Handle node alerts

What to do when you get a node alert

Universes deployed using YugabyteDB Anywhere include following node alerts by default:

DB Instance Down. A node is unreachable or down.
DB Node Restart. The operating system rebooted.
DB Instance Restart. A YugabyteDB process restarted (outside of a universe update).

If you are notified of one of these alerts, you can take the following steps.

DB Instance Down

This alert fires when Prometheus is unable to scrape a node for metrics for (by default) more than 15 minutes.

Check the universe Nodes tab Status column.
If the status is Unreachable, confirm whether the host is up and reachable via your cloud provider (for example, AWS EC2) or on-premises environment.
If the host is down, restart it from the cloud console or equivalent.
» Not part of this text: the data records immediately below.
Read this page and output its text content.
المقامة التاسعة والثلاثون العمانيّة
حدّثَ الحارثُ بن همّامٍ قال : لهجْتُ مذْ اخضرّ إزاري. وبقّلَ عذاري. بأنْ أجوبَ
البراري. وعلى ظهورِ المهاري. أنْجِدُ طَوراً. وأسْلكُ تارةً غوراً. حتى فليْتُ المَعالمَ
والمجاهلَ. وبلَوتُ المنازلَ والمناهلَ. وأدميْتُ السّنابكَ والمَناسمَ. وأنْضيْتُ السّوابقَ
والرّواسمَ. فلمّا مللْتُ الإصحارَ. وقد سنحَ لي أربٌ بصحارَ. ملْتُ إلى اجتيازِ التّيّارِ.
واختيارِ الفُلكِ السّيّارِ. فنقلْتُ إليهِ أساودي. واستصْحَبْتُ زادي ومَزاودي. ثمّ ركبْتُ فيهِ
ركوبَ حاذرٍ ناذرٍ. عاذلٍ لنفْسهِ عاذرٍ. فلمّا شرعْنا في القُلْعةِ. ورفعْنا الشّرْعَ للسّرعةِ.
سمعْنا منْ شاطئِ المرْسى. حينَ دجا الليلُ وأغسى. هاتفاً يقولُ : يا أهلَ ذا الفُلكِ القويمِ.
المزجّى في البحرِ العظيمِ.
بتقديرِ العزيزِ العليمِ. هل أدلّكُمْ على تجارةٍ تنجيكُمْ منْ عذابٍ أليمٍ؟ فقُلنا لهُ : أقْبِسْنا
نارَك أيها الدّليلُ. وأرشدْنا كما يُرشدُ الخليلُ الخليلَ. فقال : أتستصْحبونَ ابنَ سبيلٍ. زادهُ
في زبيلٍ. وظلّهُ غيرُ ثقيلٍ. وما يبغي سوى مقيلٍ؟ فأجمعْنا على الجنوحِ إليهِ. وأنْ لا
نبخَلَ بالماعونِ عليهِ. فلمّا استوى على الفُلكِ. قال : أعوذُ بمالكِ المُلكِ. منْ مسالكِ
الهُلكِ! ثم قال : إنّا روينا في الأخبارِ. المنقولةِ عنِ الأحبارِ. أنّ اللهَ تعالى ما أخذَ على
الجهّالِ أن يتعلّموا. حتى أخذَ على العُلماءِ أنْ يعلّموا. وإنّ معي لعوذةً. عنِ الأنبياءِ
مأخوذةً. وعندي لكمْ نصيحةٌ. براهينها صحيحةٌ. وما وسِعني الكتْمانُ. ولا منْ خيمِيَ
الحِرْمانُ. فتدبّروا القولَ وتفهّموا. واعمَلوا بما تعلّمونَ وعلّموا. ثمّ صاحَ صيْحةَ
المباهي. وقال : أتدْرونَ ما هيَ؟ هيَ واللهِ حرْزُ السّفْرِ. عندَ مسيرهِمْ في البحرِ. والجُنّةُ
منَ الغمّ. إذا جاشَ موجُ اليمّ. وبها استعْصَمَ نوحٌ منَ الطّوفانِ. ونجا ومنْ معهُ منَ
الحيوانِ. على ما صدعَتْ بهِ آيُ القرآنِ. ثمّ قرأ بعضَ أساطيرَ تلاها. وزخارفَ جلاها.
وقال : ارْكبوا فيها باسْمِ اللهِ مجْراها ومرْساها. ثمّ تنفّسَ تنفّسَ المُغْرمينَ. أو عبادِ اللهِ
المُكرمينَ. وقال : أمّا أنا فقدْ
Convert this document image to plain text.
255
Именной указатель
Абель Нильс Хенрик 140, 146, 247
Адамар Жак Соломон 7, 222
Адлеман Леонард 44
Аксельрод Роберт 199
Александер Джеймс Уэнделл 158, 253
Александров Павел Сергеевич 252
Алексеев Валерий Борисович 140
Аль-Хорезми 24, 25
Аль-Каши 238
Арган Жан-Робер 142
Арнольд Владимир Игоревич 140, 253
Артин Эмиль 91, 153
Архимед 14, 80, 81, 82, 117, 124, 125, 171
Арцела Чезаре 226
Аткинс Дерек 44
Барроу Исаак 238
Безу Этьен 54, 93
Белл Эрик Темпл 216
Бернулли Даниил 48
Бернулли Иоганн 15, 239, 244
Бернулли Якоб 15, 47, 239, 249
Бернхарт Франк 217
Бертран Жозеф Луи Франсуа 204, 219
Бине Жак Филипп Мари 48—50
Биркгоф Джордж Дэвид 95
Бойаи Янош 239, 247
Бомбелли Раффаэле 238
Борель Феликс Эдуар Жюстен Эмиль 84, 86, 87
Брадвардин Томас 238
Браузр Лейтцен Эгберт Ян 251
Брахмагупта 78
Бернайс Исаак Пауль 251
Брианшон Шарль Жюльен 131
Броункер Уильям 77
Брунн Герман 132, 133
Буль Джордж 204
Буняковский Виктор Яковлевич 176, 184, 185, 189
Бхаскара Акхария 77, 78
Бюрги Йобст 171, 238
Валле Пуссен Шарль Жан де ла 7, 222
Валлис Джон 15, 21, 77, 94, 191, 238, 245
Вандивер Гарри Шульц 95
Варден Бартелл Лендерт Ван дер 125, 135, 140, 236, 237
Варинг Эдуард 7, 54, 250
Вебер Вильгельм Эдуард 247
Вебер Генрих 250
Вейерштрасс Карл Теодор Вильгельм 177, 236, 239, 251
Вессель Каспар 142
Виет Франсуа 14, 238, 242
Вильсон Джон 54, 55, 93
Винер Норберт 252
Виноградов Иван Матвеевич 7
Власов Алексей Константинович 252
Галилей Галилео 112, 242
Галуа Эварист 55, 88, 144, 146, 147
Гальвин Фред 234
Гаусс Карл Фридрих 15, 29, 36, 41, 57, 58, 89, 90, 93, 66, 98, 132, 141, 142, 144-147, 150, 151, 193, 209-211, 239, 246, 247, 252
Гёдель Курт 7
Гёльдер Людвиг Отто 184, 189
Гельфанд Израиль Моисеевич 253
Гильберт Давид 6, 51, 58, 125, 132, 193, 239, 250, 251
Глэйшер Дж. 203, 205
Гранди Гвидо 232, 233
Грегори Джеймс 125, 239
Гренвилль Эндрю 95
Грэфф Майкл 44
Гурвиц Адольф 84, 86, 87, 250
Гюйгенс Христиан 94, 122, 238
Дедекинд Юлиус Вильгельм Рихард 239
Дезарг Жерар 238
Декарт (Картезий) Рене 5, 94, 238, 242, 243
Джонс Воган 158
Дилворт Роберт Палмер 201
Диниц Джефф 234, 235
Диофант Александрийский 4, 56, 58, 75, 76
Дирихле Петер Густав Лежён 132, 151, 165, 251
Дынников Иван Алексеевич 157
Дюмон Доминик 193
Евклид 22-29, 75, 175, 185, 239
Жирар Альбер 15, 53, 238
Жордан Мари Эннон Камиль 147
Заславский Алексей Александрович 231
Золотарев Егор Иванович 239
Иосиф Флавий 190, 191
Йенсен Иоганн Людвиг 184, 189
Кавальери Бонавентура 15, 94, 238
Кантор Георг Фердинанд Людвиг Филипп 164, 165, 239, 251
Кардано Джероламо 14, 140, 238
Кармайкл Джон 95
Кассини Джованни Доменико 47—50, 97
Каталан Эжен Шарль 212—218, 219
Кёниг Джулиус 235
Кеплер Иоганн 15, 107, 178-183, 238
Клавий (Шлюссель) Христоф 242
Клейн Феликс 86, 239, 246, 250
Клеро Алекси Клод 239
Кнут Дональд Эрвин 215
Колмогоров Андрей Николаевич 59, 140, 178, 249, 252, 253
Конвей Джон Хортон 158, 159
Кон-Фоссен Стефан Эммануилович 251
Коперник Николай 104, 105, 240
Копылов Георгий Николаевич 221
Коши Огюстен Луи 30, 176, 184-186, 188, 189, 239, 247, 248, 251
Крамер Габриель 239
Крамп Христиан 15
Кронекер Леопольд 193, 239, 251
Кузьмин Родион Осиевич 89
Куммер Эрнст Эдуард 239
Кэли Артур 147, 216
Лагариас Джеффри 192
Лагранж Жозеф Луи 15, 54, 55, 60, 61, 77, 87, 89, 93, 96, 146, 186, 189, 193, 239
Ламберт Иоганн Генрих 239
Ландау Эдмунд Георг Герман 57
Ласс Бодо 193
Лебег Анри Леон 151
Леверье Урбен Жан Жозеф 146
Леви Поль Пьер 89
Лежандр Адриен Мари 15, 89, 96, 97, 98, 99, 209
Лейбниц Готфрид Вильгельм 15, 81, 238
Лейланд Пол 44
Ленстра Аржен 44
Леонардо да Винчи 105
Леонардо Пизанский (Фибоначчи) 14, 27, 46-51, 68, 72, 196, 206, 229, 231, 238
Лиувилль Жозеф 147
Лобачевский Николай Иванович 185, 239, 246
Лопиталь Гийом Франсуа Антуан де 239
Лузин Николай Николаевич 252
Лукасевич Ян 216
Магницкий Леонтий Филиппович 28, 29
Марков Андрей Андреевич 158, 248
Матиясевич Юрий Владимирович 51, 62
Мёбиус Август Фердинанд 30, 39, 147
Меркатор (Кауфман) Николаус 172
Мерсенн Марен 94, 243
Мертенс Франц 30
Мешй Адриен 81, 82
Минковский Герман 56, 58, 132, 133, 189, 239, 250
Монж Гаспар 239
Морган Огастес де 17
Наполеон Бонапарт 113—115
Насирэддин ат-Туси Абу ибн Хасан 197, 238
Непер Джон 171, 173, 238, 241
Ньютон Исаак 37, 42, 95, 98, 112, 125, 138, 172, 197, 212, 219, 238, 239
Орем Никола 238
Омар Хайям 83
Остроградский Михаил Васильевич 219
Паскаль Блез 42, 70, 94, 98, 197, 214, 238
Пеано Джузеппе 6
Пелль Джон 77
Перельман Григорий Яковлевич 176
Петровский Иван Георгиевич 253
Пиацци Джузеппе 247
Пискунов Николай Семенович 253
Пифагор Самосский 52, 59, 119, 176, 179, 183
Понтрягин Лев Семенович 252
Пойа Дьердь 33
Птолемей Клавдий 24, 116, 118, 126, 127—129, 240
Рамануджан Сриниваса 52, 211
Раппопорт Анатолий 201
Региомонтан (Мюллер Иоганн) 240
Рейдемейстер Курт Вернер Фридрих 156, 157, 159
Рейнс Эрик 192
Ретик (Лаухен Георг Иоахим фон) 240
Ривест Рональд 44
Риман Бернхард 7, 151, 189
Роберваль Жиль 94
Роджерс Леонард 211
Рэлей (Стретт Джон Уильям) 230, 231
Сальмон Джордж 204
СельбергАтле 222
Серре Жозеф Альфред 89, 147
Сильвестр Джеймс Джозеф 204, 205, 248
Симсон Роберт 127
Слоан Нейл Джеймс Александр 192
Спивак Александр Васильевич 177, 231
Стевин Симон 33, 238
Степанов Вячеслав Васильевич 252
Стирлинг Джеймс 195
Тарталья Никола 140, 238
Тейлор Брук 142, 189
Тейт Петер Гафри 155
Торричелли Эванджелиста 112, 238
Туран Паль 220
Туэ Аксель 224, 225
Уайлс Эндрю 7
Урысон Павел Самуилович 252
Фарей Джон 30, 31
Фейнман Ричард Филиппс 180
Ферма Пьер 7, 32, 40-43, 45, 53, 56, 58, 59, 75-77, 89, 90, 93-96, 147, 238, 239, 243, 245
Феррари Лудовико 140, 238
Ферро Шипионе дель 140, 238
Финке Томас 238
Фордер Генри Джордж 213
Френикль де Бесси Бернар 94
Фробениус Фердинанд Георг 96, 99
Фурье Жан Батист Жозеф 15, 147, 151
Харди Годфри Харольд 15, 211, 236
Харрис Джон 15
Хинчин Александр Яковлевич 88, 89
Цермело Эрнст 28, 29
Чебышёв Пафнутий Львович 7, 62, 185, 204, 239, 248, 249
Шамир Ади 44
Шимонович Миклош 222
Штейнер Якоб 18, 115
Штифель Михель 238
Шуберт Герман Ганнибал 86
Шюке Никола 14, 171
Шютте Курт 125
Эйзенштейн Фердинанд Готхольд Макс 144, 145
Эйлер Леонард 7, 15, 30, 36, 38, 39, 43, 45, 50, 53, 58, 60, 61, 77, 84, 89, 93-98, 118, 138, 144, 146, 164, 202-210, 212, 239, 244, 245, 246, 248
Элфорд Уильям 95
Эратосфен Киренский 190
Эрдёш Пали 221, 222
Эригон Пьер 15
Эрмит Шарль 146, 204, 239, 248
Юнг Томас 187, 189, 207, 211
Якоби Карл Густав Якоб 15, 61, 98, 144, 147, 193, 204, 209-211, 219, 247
If necessary, follow the steps in Replace a live or unreachable node to replace the node.
If the host is running, check the status of the node_exporter process. Prometheus uses the node_exporter service to export metrics, and if the service is down, the node will appear unreachable.
- Connect to the node and check the status of node_exporter by running the following command:
```
ps -ef | grep node_exporter
systemctl status node_exporter
```
- Restart node_exporter if needed:
```
sudo systemctl restart node_exporter
```
- Confirm node_exporter access at http://<node_ip>:9300.

This alert tracks OS-level restarts using the node_boot_time metric.

Check logs as follows:

cat /var/log/messages | grep -i reboot

For Ubuntu:

journalctl --list-boots

This alert fires when a YugabyteDB process (TServer or Master) restarts without a planned update.

SSH into the node and inspect the following logs:
- YugabyteDB logs (/home/yugabyte/tserver/logs/ or /mnt/d0/yb-data/tserver/logs/).
- OS logs, for memory pressure or crash signals.
Look for FATAL logs; the presence of a FATAL log file that corresponds with the time of the failure is a positive indicator for a crash and analyzing this log will likely point to the root cause.
Check whether a core dump or out of memory event occurred.
If a user or automation restarted the process, confirm the intent and whether alerts can be tuned.